By sending the direct admissions letters, waiving application fees that often cost $50 or $60 per school and using Apply Idaho as a one-stop application hub, state officials hope to make it easier for students to go on.

“It’s easy for students to think, ‘I just can’t picture myself making that step,’” State Board spokesman Mike Keckler said. “Our hope is by reading this letter and seeing their name on it and finding out in person they have been accepted that students will be inclined to move forward, especially those who may not be thinking along those lines right now.”

To take the next step after receiving the admissions letter, all students have to do is visit the Apply Idaho program, create a free online account and answer some basic questions. Within about 15 minutes, each applicant will receive a message confirming their college applications have been submitted successfully.

The programs are part of a new strategy in Idaho’s ongoing effort to convince more students to attend and complete college.

“The big idea is to let every kid and their family know there is an opportunity after high school, whatever they choose,” College and Career Advising Program Manager Byron Yankey said.

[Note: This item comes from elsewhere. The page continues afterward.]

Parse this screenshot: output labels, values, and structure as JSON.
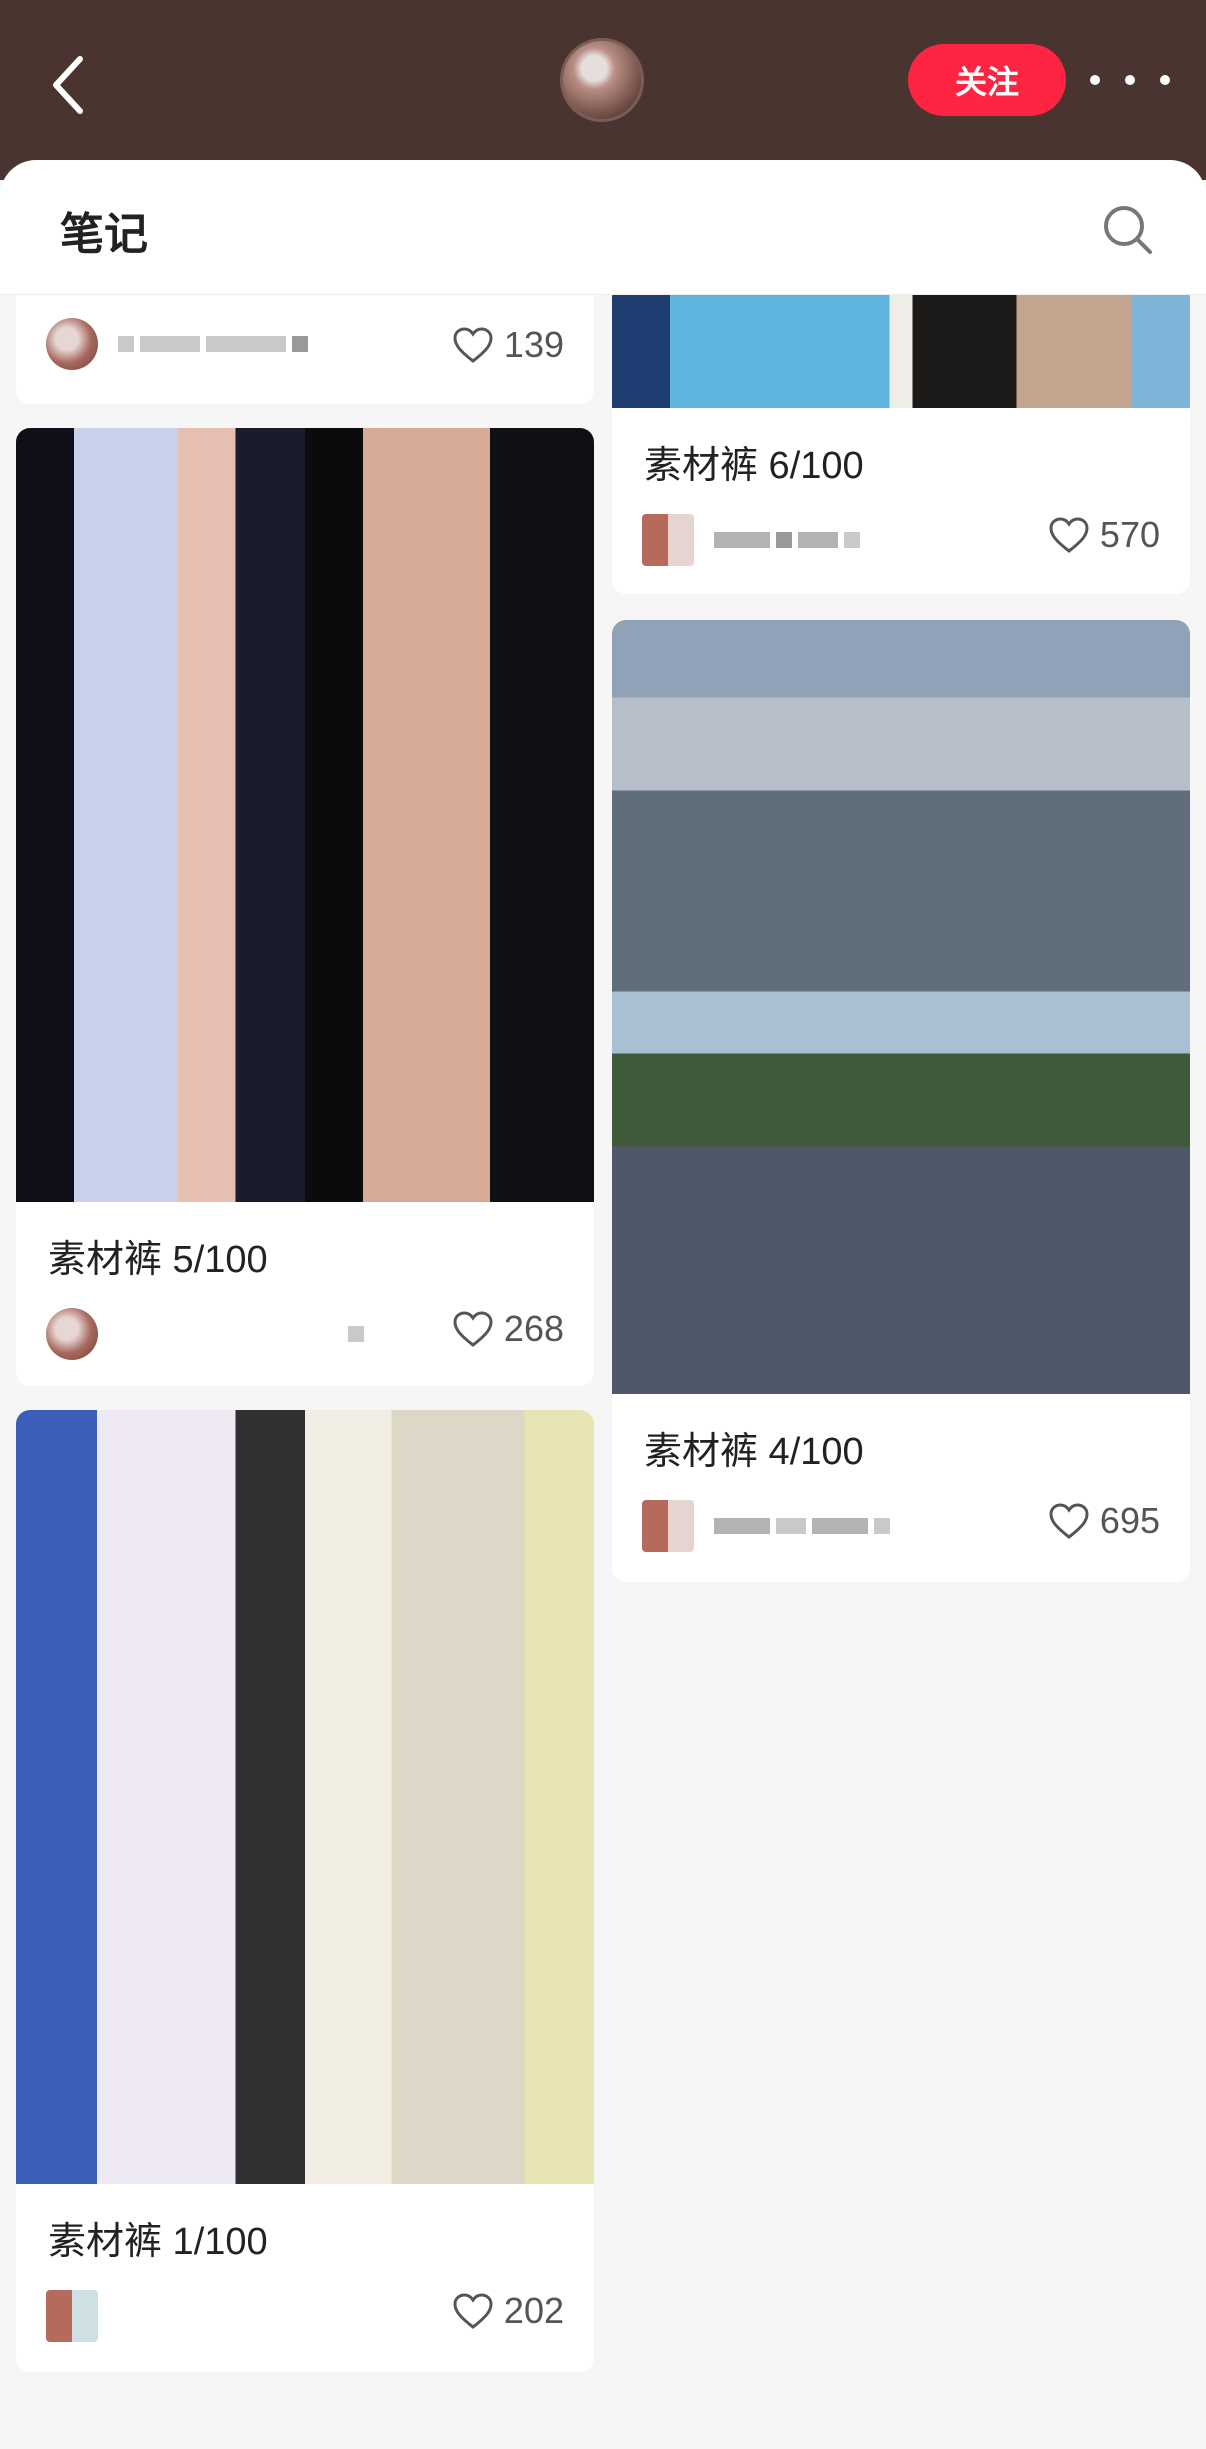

Last year, 8,814 students logged on during Apply Idaho’s first year, filling out an average of 2 1/2 college applications. With a year to study the launch and additional time to spread the word, State Board officials hope to increase usage this year.

State Board officials offered test drives of Apply Idaho before Monday’s launch, in an attempt to smooth out the process and ensure it works with mobile devices and computers alike.

Because Apply Idaho applications are tied to student identification numbers, students don’t have to rummage through transcripts, calculate GPAs or double-check college entrance exam scores. The state tracks and stores this data.

“On our field tests, the average amount of time it took for them to go through whole process with one or two colleges ranged from 13 to 17 minutes,” Yankey said. “The whole idea is to make the whole process easier to opt in than it is to opt out.”

After students finish their applications, they may enter additional information to see if they qualify for scholarships or financial aide, and visit the Free Application for Federal Student Aid website, which has been optimized for mobile use.

What students need before using Apply Idaho:

  • Their legal name.
  • Birthdate.
  • Their EDUID number (usually their student number, but students may check with their school counselor if they are unsure what their EDUID number is).
  • A personal e-mail address that students will retain after graduating from high school (students should not use their school email address).
  • A cell phone, tablet or computer to access the Internet.
  • Visit and click “Apply Idaho” to get started. A free demo video is also available.